Learning goals express the most important educational objectives of our school. Collectively they unify and focus our K–6 curriculum while also providing a portrait of what our graduates will acquire from their Campus School experience. These are broad and overarching outcomes; specific knowledge, skills, and understandings are articulated in grade level and subject goals.

Collaboration
Students contribute and add value to shared learning experiences.

Communication
Students effectively convey their ideas and understandings in multiple formats.

Creative expression
Students gain facility with the creative process and confidence in self-expression.

Creative thinking
Students generate original and imaginative ideas that have purpose and value.

Critical thinking
Students use inquiry, analysis, and evaluation to come to insightful understandings.

Curiosity
Students actively engage in exploration and discovery.

Empathy
Students gain insight into the experiences and perspectives of others, leading to actions that are informed and compassionate.

Independence
Students take responsibility for and are increasingly self-directed in their own learning.

Metacognition
Students reflect on and improve their understanding of their own thinking and how they learn.

Open mindedness
Students welcome and productively contribute to the exchange of ideas, opinions, and perspectives.

Resilience
Students develop the flexibility, courage, and resourcefulness necessary to face challenges, solve problems, and cultivate their abilities.

Self-knowledge
Students increasingly understand how their thoughts and feelings influence their actions.

Transfer
Students apply information, understandings, and skills to new learning and experiences.

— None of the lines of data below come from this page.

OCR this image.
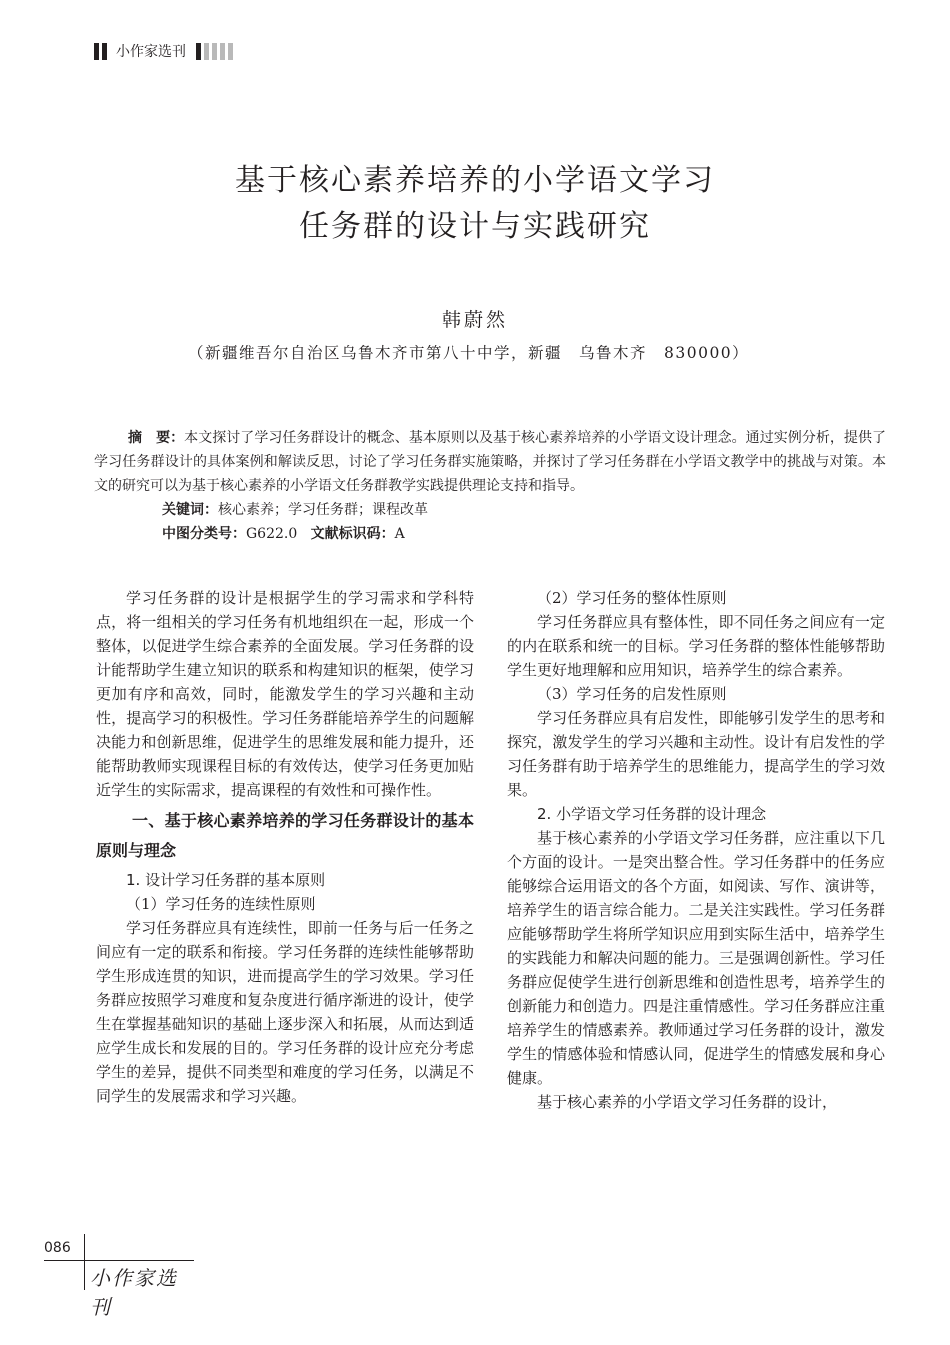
小作家选刊
基于核心素养培养的小学语文学习
任务群的设计与实践研究
韩蔚然
（新疆维吾尔自治区乌鲁木齐市第八十中学，新疆　乌鲁木齐　830000）

摘　要：本文探讨了学习任务群设计的概念、基本原则以及基于核心素养培养的小学语文设计理念。通过实例分析，提供了学习任务群设计的具体案例和解读反思，讨论了学习任务群实施策略，并探讨了学习任务群在小学语文教学中的挑战与对策。本文的研究可以为基于核心素养的小学语文任务群教学实践提供理论支持和指导。

关键词：核心素养；学习任务群；课程改革

中图分类号：G622.0 文献标识码：A

学习任务群的设计是根据学生的学习需求和学科特点，将一组相关的学习任务有机地组织在一起，形成一个整体，以促进学生综合素养的全面发展。学习任务群的设计能帮助学生建立知识的联系和构建知识的框架，使学习更加有序和高效，同时，能激发学生的学习兴趣和主动性，提高学习的积极性。学习任务群能培养学生的问题解决能力和创新思维，促进学生的思维发展和能力提升，还能帮助教师实现课程目标的有效传达，使学习任务更加贴近学生的实际需求，提高课程的有效性和可操作性。

一、基于核心素养培养的学习任务群设计的基本原则与理念

1. 设计学习任务群的基本原则

（1）学习任务的连续性原则

学习任务群应具有连续性，即前一任务与后一任务之间应有一定的联系和衔接。学习任务群的连续性能够帮助学生形成连贯的知识，进而提高学生的学习效果。学习任务群应按照学习难度和复杂度进行循序渐进的设计，使学生在掌握基础知识的基础上逐步深入和拓展，从而达到适应学生成长和发展的目的。学习任务群的设计应充分考虑学生的差异，提供不同类型和难度的学习任务，以满足不同学生的发展需求和学习兴趣。

（2）学习任务的整体性原则

学习任务群应具有整体性，即不同任务之间应有一定的内在联系和统一的目标。学习任务群的整体性能够帮助学生更好地理解和应用知识，培养学生的综合素养。

（3）学习任务的启发性原则

学习任务群应具有启发性，即能够引发学生的思考和探究，激发学生的学习兴趣和主动性。设计有启发性的学习任务群有助于培养学生的思维能力，提高学生的学习效果。

2. 小学语文学习任务群的设计理念

基于核心素养的小学语文学习任务群，应注重以下几个方面的设计。一是突出整合性。学习任务群中的任务应能够综合运用语文的各个方面，如阅读、写作、演讲等，培养学生的语言综合能力。二是关注实践性。学习任务群应能够帮助学生将所学知识应用到实际生活中，培养学生的实践能力和解决问题的能力。三是强调创新性。学习任务群应促使学生进行创新思维和创造性思考，培养学生的创新能力和创造力。四是注重情感性。学习任务群应注重培养学生的情感素养。教师通过学习任务群的设计，激发学生的情感体验和情感认同，促进学生的情感发展和身心健康。

基于核心素养的小学语文学习任务群的设计，

086
小作家选刊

“I could take my child anywhere to develop his potential as a good math or English student. I want him here because these teachers know how to develop his full potential as a good person.”
A Campus School Parent

A Focus on Community & Character

Celebrating Each Student

At Campus School, we begin by embracing the intricacy of each child—knowing our students well as individual learners and valuing their unique academic strengths and personal passions.

Then we quickly help our students settle into our compassionate school community, guiding each child into transformative relationships with educators, meaningful friendships with classmates, and supportive connections with peers across grade levels. Here, we empower young minds to ask intriguing questions, test new skills, and dare greater mastery.

By sustaining an atmosphere of genuine warmth and intentional welcome, Campus School creates a steady space in which our students can boldly engage new concepts and capacities, proudly be themselves, and genuinely accept and embrace others. The result is a community united in brave ambitions and mutual respect, where everyone is accepted and appreciated.

Melding Facts with Feeling

When Campus School students study the Montgomery Bus Boycott, they master historical facts and trace the timeline of events, learn the names of civil rights leaders, and read a biography of Rosa Parks. But, guided by our teachers, they also inhabit the emotional experience of confronting injustice and lodging protest, and consider how the hard-earned accomplishments of our past can lead us in the work still to be done.

As our students walk with schoolmates in a re-enactment of a protest march, they also take formative steps toward meaningful membership in a community that goes far beyond our campus borders or our close-knit school family—hitting their strides early as engaged citizens, change makers, and contributors. Most importantly, they learn to think and feel their way through issues of social justice at the same time—applying reason while also registering empathy, engaging the logical complexities of an issue while also weighing the ethical considerations of the situation. The result is an understanding that goes deeper than names, dates, or headlines.

Our approach to character development starts in the classroom—with how we speak and listen to one another, how we deal with emotional and intellectual disagreements, and how we study everything from history (and human experience) to science (and environmental stewardship). What begins here, however, sparks an empowered and active empathy, which prepares students to not only enter the world, but to engage and better it.